Nach großen Investitionen. Bei der Marienschule Cloppenburg etwa entstanden neue Gebäude für acht Millionen Euro, in der Ludgerusschule Vechta für zwei Millionen Euro. Geld, das der oldenburgische Kirchensteuerrat immer bewilligte.
Das Projekt machte Schule
Die wichtigste Folge von Konzept und Investitionen: Mehr Eltern meldeten ihre Kinder an diesen anderen Schulen an. Eine weitere Folge: Andere Hauptschulen wurden aufmerksam. Blömer stellte das Konzept bundesweit auf Kongressen vor, die oldenburgischen Schulen hatten immer wieder Fachleute zu Gast, die interessiert waren. Manche Schulen haben das Konzept komplett übernommen.

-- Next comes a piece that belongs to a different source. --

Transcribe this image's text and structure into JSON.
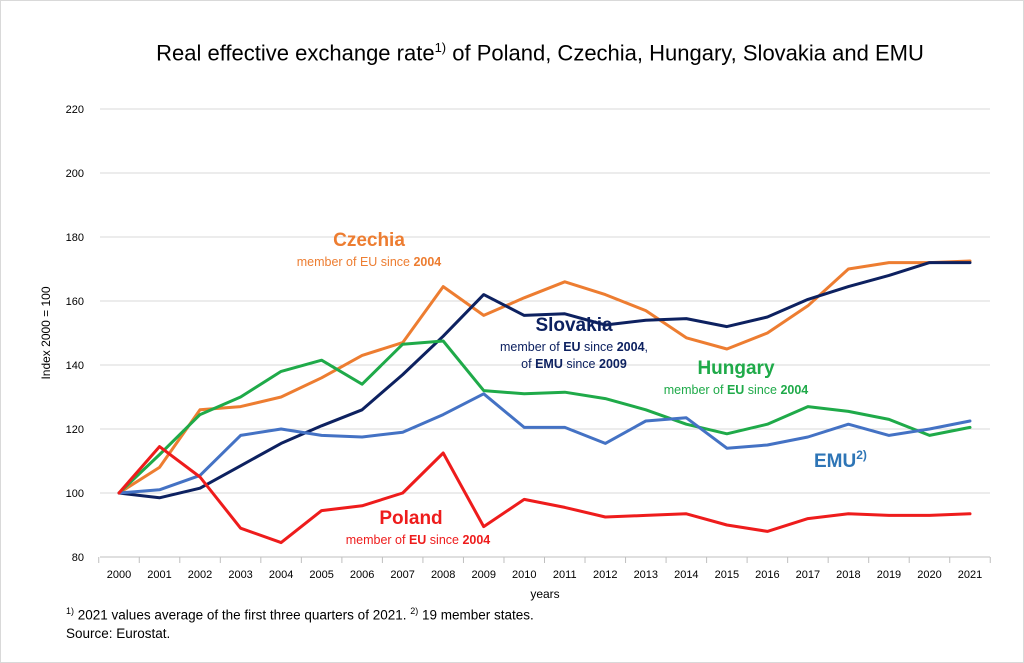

Die Kirche in Oldenburg war damit eine Art Vorreiter; erst 2011 führten die Länder Niedersachsen und Nordrhein-Westfalen vergleichbare Modelle für die staatlichen Schulen ein.
Zuständig für 5.400 Schüler und 475 Lehrkräfte
Heinrich Blömer hat inzwischen als Vorstand einer bischöflichen Schulstiftung zusätzlich die pädagogische Leitung von vier Gymnasien und einer Berufsschule. Damit ist er zuständig für mehr als 5.400 Schüler und 475 Lehrkräfte in Vechta, Cloppenburg, Oldenburg und Wilhelmshaven.
Jetzt tritt er nach 28 Jahren in der Schulabteilung des Offizialats in den Ruhestand. Blömer hatte von der Personalentwicklung bis zur Lehrerausbildung viele Aufgaben. Aber von einer spricht er besonders begeistert: von seinem „Projekt Schule“, mit dem er die bischöflichen Hauptschulen reformiert hat.